In my late 20s, I finally made good on my promise and read Proust daily for about four months. […] But my enthusiasm must have waned, because I stopped reading somewhere in volume four. I don’t remember when I gave up, or why; I don’t even remember feeling bored with the project. Looking back through my journal entries from that year, it seems that a new iPod shuffle was the culprit. Maybe the weather also played a part. I began my grand rereading project in January, when it was cozy to stay indoors and read during my lunch hour. But then spring and my iPod arrived and I started to use my lunch break to go for walks set to a soundtrack of my own design. I have to wonder what albums could have been better than Proust. And at the same time, I think that Proust, who briefly subscribed to “Théâtrophone,” a service that allowed him to listen to live opera performances via telephone, would have understood the temptation.
Recently, in a Facebook group about Proust I belong to, someone posted that, for him, reading Proust was “a struggle.” I was surprised by this. As if this is not reading for pleasure, but out of some sense of duty. As if someone has assigned the novel as required reading.
Ms Gersen explains, in her article, that:
Almost everyone I know who has completed In Search of Lost Time (and to be clear, most of these “known” people are those who have written about the experience, not anyone I’ve met personally) did it slowly, reading just 10 to 20 pages a day, usually in the morning. At a pace of 10 pages a day, it will take me about a year and two months to finish, a period of time that doesn’t seem as long as it did 10 years ago.

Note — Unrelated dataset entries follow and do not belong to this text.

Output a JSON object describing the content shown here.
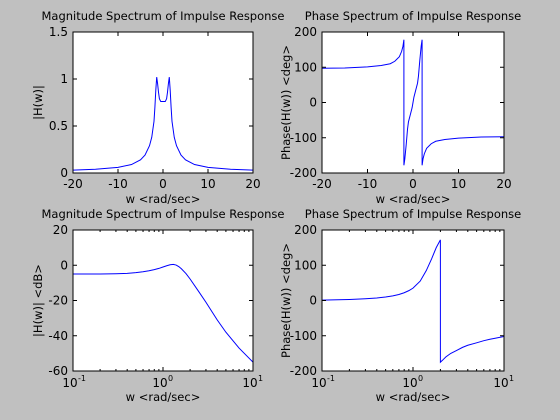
{
  "figure": {
    "background": "#c0c0c0",
    "axes_bg": "#ffffff",
    "line_color": "#0000ff"
  },
  "chart_data": [
    {
      "type": "line",
      "title": "Magnitude Spectrum of Impulse Response",
      "xlabel": "w <rad/sec>",
      "ylabel": "|H(w)|",
      "xscale": "linear",
      "yscale": "linear",
      "xlim": [
        -20,
        20
      ],
      "ylim": [
        0,
        1.5
      ],
      "xticks": [
        -20,
        -10,
        0,
        10,
        20
      ],
      "xtick_labels": [
        "-20",
        "-10",
        "0",
        "10",
        "20"
      ],
      "yticks": [
        0,
        0.5,
        1,
        1.5
      ],
      "ytick_labels": [
        "0",
        "0.5",
        "1",
        "1.5"
      ],
      "grid": false,
      "series": [
        {
          "x": [
            -20,
            -15,
            -10,
            -7,
            -5,
            -4,
            -3,
            -2.5,
            -2,
            -1.8,
            -1.6,
            -1.4,
            -1.2,
            -1,
            -0.8,
            -0.5,
            0,
            0.5,
            0.8,
            1,
            1.2,
            1.4,
            1.6,
            1.8,
            2,
            2.5,
            3,
            4,
            5,
            7,
            10,
            15,
            20
          ],
          "y": [
            0.03,
            0.04,
            0.06,
            0.09,
            0.14,
            0.19,
            0.29,
            0.38,
            0.55,
            0.7,
            0.88,
            1.02,
            0.95,
            0.86,
            0.79,
            0.76,
            0.76,
            0.76,
            0.79,
            0.86,
            0.95,
            1.02,
            0.88,
            0.7,
            0.55,
            0.38,
            0.29,
            0.19,
            0.14,
            0.09,
            0.06,
            0.04,
            0.03
          ]
        }
      ]
    },
    {
      "type": "line",
      "title": "Phase Spectrum of Impulse Response",
      "xlabel": "w <rad/sec>",
      "ylabel": "Phase(H(w)) <deg>",
      "xscale": "linear",
      "yscale": "linear",
      "xlim": [
        -20,
        20
      ],
      "ylim": [
        -200,
        200
      ],
      "xticks": [
        -20,
        -10,
        0,
        10,
        20
      ],
      "xtick_labels": [
        "-20",
        "-10",
        "0",
        "10",
        "20"
      ],
      "yticks": [
        -200,
        -100,
        0,
        100,
        200
      ],
      "ytick_labels": [
        "-200",
        "-100",
        "0",
        "100",
        "200"
      ],
      "grid": false,
      "series": [
        {
          "x": [
            -20,
            -15,
            -10,
            -7,
            -5,
            -4,
            -3,
            -2.5,
            -2.2,
            -2.0,
            -2.0,
            -1.8,
            -1.5,
            -1.2,
            -1.0,
            -0.6,
            -0.2,
            0,
            0.2,
            0.6,
            1.0,
            1.2,
            1.5,
            1.8,
            2.0,
            2.0,
            2.2,
            2.5,
            3,
            4,
            5,
            7,
            10,
            15,
            20
          ],
          "y": [
            97,
            98,
            101,
            105,
            110,
            117,
            130,
            145,
            160,
            178,
            -178,
            -160,
            -120,
            -75,
            -55,
            -35,
            -15,
            0,
            15,
            35,
            55,
            75,
            120,
            160,
            178,
            -178,
            -160,
            -145,
            -130,
            -117,
            -110,
            -105,
            -101,
            -98,
            -97
          ]
        }
      ]
    },
    {
      "type": "line",
      "title": "Magnitude Spectrum of Impulse Response",
      "xlabel": "w <rad/sec>",
      "ylabel": "|H(w)| <dB>",
      "xscale": "log",
      "yscale": "linear",
      "xlim": [
        0.1,
        10
      ],
      "ylim": [
        -60,
        20
      ],
      "xticks": [
        0.1,
        1,
        10
      ],
      "xtick_labels": [
        [
          "10",
          "-1"
        ],
        [
          "10",
          "0"
        ],
        [
          "10",
          "1"
        ]
      ],
      "yticks": [
        -60,
        -40,
        -20,
        0,
        20
      ],
      "ytick_labels": [
        "-60",
        "-40",
        "-20",
        "0",
        "20"
      ],
      "grid": false,
      "series": [
        {
          "x": [
            0.1,
            0.15,
            0.2,
            0.3,
            0.4,
            0.5,
            0.6,
            0.7,
            0.8,
            0.9,
            1.0,
            1.1,
            1.2,
            1.3,
            1.4,
            1.5,
            1.6,
            1.8,
            2.0,
            2.5,
            3.0,
            4.0,
            5.0,
            7.0,
            10.0
          ],
          "y": [
            -5,
            -5,
            -5,
            -4.8,
            -4.6,
            -4.2,
            -3.7,
            -3.1,
            -2.5,
            -1.8,
            -1.0,
            -0.3,
            0.3,
            0.5,
            0.1,
            -0.8,
            -2,
            -4.7,
            -7.8,
            -15,
            -21,
            -31,
            -38,
            -47,
            -55
          ]
        }
      ]
    },
    {
      "type": "line",
      "title": "Phase Spectrum of Impulse Response",
      "xlabel": "w <rad/sec>",
      "ylabel": "Phase(H(w)) <deg>",
      "xscale": "log",
      "yscale": "linear",
      "xlim": [
        0.1,
        10
      ],
      "ylim": [
        -200,
        200
      ],
      "xticks": [
        0.1,
        1,
        10
      ],
      "xtick_labels": [
        [
          "10",
          "-1"
        ],
        [
          "10",
          "0"
        ],
        [
          "10",
          "1"
        ]
      ],
      "yticks": [
        -200,
        -100,
        0,
        100,
        200
      ],
      "ytick_labels": [
        "-200",
        "-100",
        "0",
        "100",
        "200"
      ],
      "grid": false,
      "series": [
        {
          "x": [
            0.1,
            0.15,
            0.2,
            0.3,
            0.4,
            0.5,
            0.6,
            0.7,
            0.8,
            0.9,
            1.0,
            1.2,
            1.4,
            1.6,
            1.8,
            2.0,
            2.0,
            2.1,
            2.3,
            2.6,
            3.0,
            3.5,
            4.0,
            5.0,
            6.0,
            7.0,
            8.0,
            10.0
          ],
          "y": [
            1,
            2,
            3,
            5,
            7,
            10,
            13,
            17,
            22,
            28,
            35,
            55,
            85,
            118,
            150,
            172,
            -175,
            -170,
            -160,
            -150,
            -142,
            -133,
            -127,
            -120,
            -114,
            -110,
            -107,
            -102
          ]
        }
      ]
    }
  ]
}
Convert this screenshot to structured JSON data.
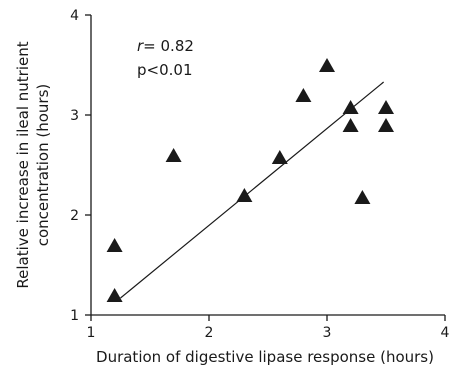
{
  "chart_data": {
    "type": "scatter",
    "xlabel": "Duration of digestive lipase response (hours)",
    "ylabel_lines": [
      "Relative increase in ileal nutrient",
      "concentration (hours)"
    ],
    "xlim": [
      1,
      4
    ],
    "ylim": [
      1,
      4
    ],
    "x_ticks": [
      1,
      2,
      3,
      4
    ],
    "y_ticks": [
      1,
      2,
      3,
      4
    ],
    "marker": "filled-triangle",
    "marker_color": "#1a1a1a",
    "points": [
      {
        "x": 1.2,
        "y": 1.2
      },
      {
        "x": 1.2,
        "y": 1.7
      },
      {
        "x": 1.7,
        "y": 2.6
      },
      {
        "x": 2.3,
        "y": 2.2
      },
      {
        "x": 2.6,
        "y": 2.58
      },
      {
        "x": 2.8,
        "y": 3.2
      },
      {
        "x": 3.0,
        "y": 3.5
      },
      {
        "x": 3.2,
        "y": 3.08
      },
      {
        "x": 3.2,
        "y": 2.9
      },
      {
        "x": 3.3,
        "y": 2.18
      },
      {
        "x": 3.5,
        "y": 3.08
      },
      {
        "x": 3.5,
        "y": 2.9
      }
    ],
    "regression_line": {
      "x1": 1.25,
      "y1": 1.17,
      "x2": 3.48,
      "y2": 3.33
    },
    "annotations": {
      "r_label": "r",
      "r_value": "= 0.82",
      "p_value": "p<0.01"
    },
    "grid": false,
    "legend": "none"
  }
}
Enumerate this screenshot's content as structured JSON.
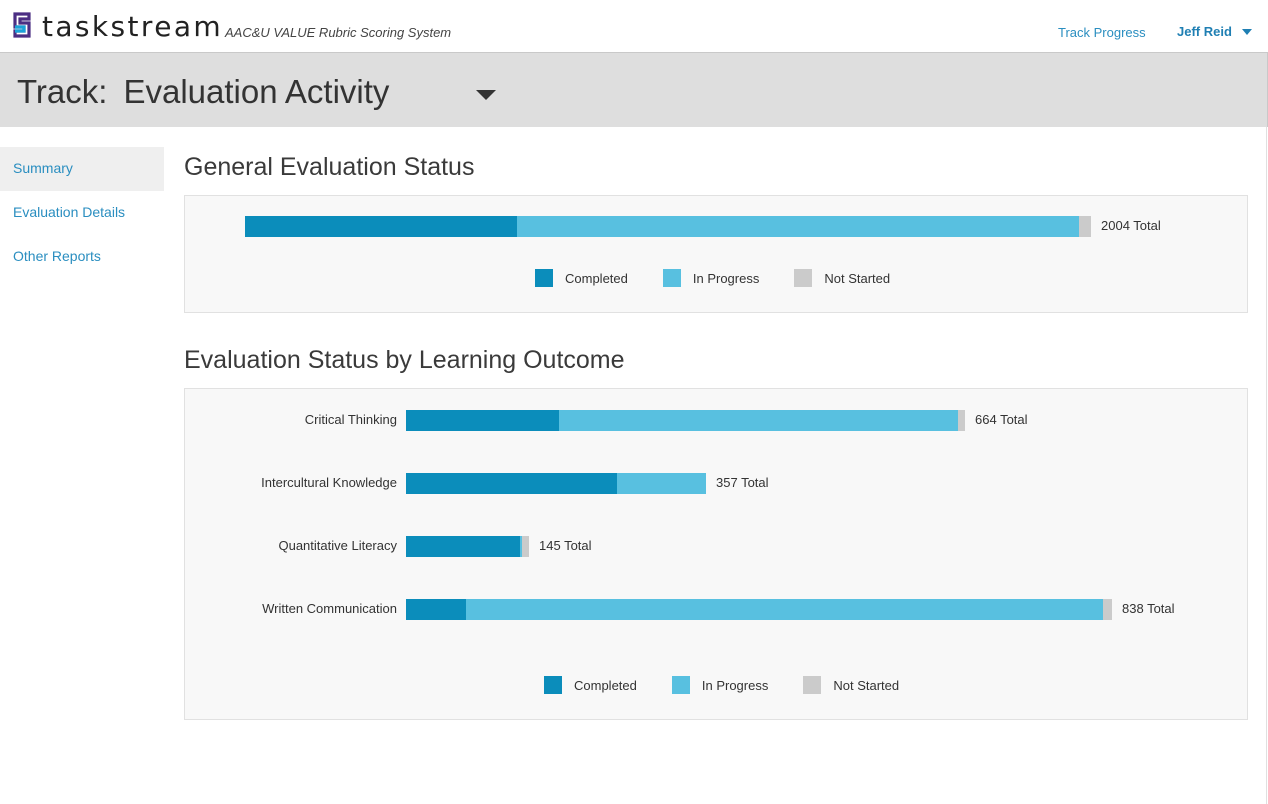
{
  "header": {
    "brand": "taskstream",
    "subtitle": "AAC&U VALUE Rubric Scoring System",
    "nav_link": "Track Progress",
    "user_name": "Jeff Reid"
  },
  "track": {
    "label": "Track:",
    "value": "Evaluation Activity"
  },
  "sidebar": {
    "items": [
      {
        "label": "Summary",
        "active": true
      },
      {
        "label": "Evaluation Details",
        "active": false
      },
      {
        "label": "Other Reports",
        "active": false
      }
    ]
  },
  "colors": {
    "completed": "#0b8dbb",
    "in_progress": "#58c0e0",
    "not_started": "#cbcbcb",
    "link": "#2a8ec0"
  },
  "legend": {
    "completed": "Completed",
    "in_progress": "In Progress",
    "not_started": "Not Started"
  },
  "general": {
    "title": "General Evaluation Status",
    "total_label": "2004 Total",
    "total": 2004,
    "completed": 645,
    "in_progress": 1331,
    "not_started": 28
  },
  "outcomes": {
    "title": "Evaluation Status by Learning Outcome",
    "rows": [
      {
        "name": "Critical Thinking",
        "total_label": "664 Total",
        "total": 664,
        "completed": 182,
        "in_progress": 474,
        "not_started": 8
      },
      {
        "name": "Intercultural Knowledge",
        "total_label": "357 Total",
        "total": 357,
        "completed": 251,
        "in_progress": 106,
        "not_started": 0
      },
      {
        "name": "Quantitative Literacy",
        "total_label": "145 Total",
        "total": 145,
        "completed": 135,
        "in_progress": 2,
        "not_started": 8
      },
      {
        "name": "Written Communication",
        "total_label": "838 Total",
        "total": 838,
        "completed": 71,
        "in_progress": 756,
        "not_started": 11
      }
    ]
  },
  "chart_data": [
    {
      "type": "bar",
      "orientation": "horizontal",
      "stacked": true,
      "title": "General Evaluation Status",
      "categories": [
        ""
      ],
      "series": [
        {
          "name": "Completed",
          "values": [
            645
          ]
        },
        {
          "name": "In Progress",
          "values": [
            1331
          ]
        },
        {
          "name": "Not Started",
          "values": [
            28
          ]
        }
      ],
      "annotations": [
        "2004 Total"
      ],
      "legend": "bottom"
    },
    {
      "type": "bar",
      "orientation": "horizontal",
      "stacked": true,
      "title": "Evaluation Status by Learning Outcome",
      "categories": [
        "Critical Thinking",
        "Intercultural Knowledge",
        "Quantitative Literacy",
        "Written Communication"
      ],
      "series": [
        {
          "name": "Completed",
          "values": [
            182,
            251,
            135,
            71
          ]
        },
        {
          "name": "In Progress",
          "values": [
            474,
            106,
            2,
            756
          ]
        },
        {
          "name": "Not Started",
          "values": [
            8,
            0,
            8,
            11
          ]
        }
      ],
      "annotations": [
        "664 Total",
        "357 Total",
        "145 Total",
        "838 Total"
      ],
      "legend": "bottom"
    }
  ]
}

This sort of New Year’s resolution approach seems to me the wrong way to read a great work of literature. In my experience, the only way to read Proust is just to read him, the same way you’d read any other author.
But there is a stumbling block when reading Proust: it’s his long, sinuous sentences. Many people find these difficult, and spend a lot of time reading them and re-reading them, mentally diagramming them to figure out what they mean.
I figured out the key to reading Proust some years ago, when listening to an audiobook version of the work in French. When you hear Proust’s sentences spoken, you realize that his style – which seems complex and modernist – is essentially a reproduction of spoken French. The digressions, the explanations, and the amplifications he piles on match the way people speak. If you can read Proust with this in mind, you can let the words flow, without them tripping you up. It may be more difficult in the English translations to follow these sentences, because no English translation really gets it right. But try reading Proust with this in mind, and you’ll get a better appreciation of the author’s fluid style.
The first time one reads Proust should be like writing a first draft of something; read to enjoy the text, to follow the plot, and don’t try and pick up every detail. You’ll have time to go back and read the novel again. (You’d be surprised how many people who do finish the novel read it again, maybe ten or twenty years later.) But, as you read, you’ll find elements that stand out, that are reflections of your own thoughts or experiences. Read the second installment of Ms Gersen’s Proust Book ClubThe View From Age 38 to see how she compares the narrator’s childhood memories to her own. Proust’s writing contains multitudes, and everyone can find resonance in this novel.
So read Proust, but don’t make it a chore. Enjoy the experience. If you see it as a struggle, then you probably shouldn’t read it. Reading should be a pleasure.